"It will be forthcoming; the means will be placed in your hands to-morrow. Do not return here tonight. Come and breakfast with me at nine in the morning."

Aaron sat up till long past midnight, making calculations, and arranging his affairs. He was quite resolved to retire from public life, and altogether from business; and to effect this there was much to do. He had uncompleted contracts in hand which he would transfer to employers of whose methods he approved, and he had just obtained another which a dozen contractors would be eager to take off his hands. He thought of Mr. Poynter, and shook his head. To such a man he could not entrust any of his responsibilities. Then he devoted himself to an examination of his private financial position.

After providing for Ruth he calculated that he could realise a sum of about ninety thousand pounds, in addition to which there were his house and furniture, which would realise another ten thousand. One third of this would be sufficient to provide for Ruth and her husband, one third should be divided among the Jewish charities, and one third should be invested for himself and Rachel. This would produce an income of between eight and nine hundred pounds, amply sufficient for the maintenance of a comfortable home either in London or the country.

"Rachel will be content," he thought; "and the years that are left to us shall be passed in peace, away from the turmoil and fever of life. If she will but forgive me--if she will but forgive!"

All depended upon that.

He held offices of honour in the synagogue which he would immediately resign; there and then he wrote his letters of resignation. There had been a time when he was called upon to support a movement in respect of these honourable offices. A man who had grown rich by usury and fraud had succeeded in getting himself nominated for a high position in the synagogue, and this had aroused the displeasure of the more respectable members of the community, who had enlisted Aaron on their side. His all-powerful influence had settled the question, and the usurer was taught a salutary lesson. From that time a strict watch was kept upon these dignities, which were conferred upon none whose past lives would not bear strict scrutiny. Aaron thought of this as he drew forth the address upon modern Judaism he had undertaken to deliver, hoping thereby to counteract the loose views of religious obligations which threatened to sap the foundations of the old faith. He read the powerful arguments he had written to this end, and sighed as he read.
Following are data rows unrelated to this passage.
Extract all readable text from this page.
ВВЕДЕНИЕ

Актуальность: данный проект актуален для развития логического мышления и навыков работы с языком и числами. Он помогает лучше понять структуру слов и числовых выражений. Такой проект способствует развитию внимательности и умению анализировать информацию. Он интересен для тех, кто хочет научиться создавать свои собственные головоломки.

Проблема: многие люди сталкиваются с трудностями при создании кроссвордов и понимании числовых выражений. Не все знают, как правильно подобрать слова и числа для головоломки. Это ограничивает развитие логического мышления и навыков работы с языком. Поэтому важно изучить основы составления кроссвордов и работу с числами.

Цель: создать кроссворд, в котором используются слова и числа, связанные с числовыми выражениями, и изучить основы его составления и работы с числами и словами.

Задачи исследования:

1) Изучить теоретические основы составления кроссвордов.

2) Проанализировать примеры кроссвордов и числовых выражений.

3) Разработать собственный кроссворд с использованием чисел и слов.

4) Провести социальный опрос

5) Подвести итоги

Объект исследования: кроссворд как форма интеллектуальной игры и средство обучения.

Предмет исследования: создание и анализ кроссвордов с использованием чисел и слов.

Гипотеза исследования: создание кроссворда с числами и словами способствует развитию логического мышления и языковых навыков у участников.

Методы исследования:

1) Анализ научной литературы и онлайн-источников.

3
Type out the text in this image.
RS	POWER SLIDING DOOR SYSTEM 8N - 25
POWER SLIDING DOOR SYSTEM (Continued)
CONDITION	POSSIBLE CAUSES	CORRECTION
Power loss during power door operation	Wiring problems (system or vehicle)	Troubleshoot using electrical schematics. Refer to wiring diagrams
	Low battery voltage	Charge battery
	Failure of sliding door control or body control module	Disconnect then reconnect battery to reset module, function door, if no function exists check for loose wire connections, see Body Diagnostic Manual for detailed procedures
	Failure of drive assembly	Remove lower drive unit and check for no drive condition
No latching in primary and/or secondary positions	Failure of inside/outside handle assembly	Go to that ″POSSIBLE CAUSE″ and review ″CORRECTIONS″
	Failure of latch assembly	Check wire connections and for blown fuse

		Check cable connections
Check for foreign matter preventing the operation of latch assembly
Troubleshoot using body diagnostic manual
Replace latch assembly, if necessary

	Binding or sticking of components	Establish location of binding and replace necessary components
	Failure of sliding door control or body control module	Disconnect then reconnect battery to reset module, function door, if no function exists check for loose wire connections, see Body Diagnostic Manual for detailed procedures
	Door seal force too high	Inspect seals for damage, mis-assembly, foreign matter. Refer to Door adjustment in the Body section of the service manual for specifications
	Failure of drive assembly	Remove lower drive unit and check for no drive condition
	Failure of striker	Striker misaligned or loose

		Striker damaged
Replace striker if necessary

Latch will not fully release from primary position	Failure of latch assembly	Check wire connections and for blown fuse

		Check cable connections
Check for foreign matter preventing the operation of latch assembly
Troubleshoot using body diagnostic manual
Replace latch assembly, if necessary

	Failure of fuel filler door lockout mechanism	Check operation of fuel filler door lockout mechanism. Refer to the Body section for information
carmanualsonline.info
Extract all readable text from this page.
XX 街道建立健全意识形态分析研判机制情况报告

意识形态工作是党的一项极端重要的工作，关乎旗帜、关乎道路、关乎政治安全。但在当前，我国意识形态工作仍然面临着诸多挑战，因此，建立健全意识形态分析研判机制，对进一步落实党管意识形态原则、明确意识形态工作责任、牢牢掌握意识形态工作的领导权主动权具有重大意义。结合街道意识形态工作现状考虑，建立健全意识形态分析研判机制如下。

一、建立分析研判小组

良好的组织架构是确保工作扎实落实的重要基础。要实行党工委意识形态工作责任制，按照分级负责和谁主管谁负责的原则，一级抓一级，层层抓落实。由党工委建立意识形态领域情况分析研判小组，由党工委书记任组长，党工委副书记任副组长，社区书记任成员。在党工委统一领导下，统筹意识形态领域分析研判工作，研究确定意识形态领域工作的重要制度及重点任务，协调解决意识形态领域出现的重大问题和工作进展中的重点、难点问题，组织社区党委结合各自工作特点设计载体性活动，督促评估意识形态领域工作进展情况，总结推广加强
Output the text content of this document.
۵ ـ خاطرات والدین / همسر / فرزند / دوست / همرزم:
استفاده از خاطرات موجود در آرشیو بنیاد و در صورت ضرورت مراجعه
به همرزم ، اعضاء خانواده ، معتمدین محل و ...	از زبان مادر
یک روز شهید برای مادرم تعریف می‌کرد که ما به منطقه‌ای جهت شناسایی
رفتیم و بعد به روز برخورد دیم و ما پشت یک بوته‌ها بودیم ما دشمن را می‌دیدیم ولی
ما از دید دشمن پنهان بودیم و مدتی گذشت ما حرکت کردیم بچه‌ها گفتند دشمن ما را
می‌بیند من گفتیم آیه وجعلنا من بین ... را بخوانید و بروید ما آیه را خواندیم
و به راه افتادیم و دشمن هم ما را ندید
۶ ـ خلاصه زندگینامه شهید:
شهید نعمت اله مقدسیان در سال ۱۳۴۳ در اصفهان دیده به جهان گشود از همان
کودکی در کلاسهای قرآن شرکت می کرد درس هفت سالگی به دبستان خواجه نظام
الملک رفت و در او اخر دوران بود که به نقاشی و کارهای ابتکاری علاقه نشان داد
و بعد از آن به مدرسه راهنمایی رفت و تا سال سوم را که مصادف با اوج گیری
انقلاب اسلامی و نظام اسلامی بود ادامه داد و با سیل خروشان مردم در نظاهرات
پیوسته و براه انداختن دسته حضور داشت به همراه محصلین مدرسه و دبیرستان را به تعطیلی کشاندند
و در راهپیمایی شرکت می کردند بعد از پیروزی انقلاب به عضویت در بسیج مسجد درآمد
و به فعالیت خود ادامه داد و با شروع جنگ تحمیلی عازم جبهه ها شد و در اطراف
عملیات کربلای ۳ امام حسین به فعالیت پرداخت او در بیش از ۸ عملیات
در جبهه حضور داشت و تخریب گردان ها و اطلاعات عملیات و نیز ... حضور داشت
"Not for me the task," he murmured. "Not for me. I am not worthy. It is for me to learn, not to teach."

He tore the manuscript and burned it; he had forfeited the right to show his brethren the path of duty.

At length he came to the end of his labours. Before he retired to rest he prayed long and fervently, and offered up supplications for forgiveness.

At nine o'clock in the morning Mr. Moss presented himself, and reported what he had done.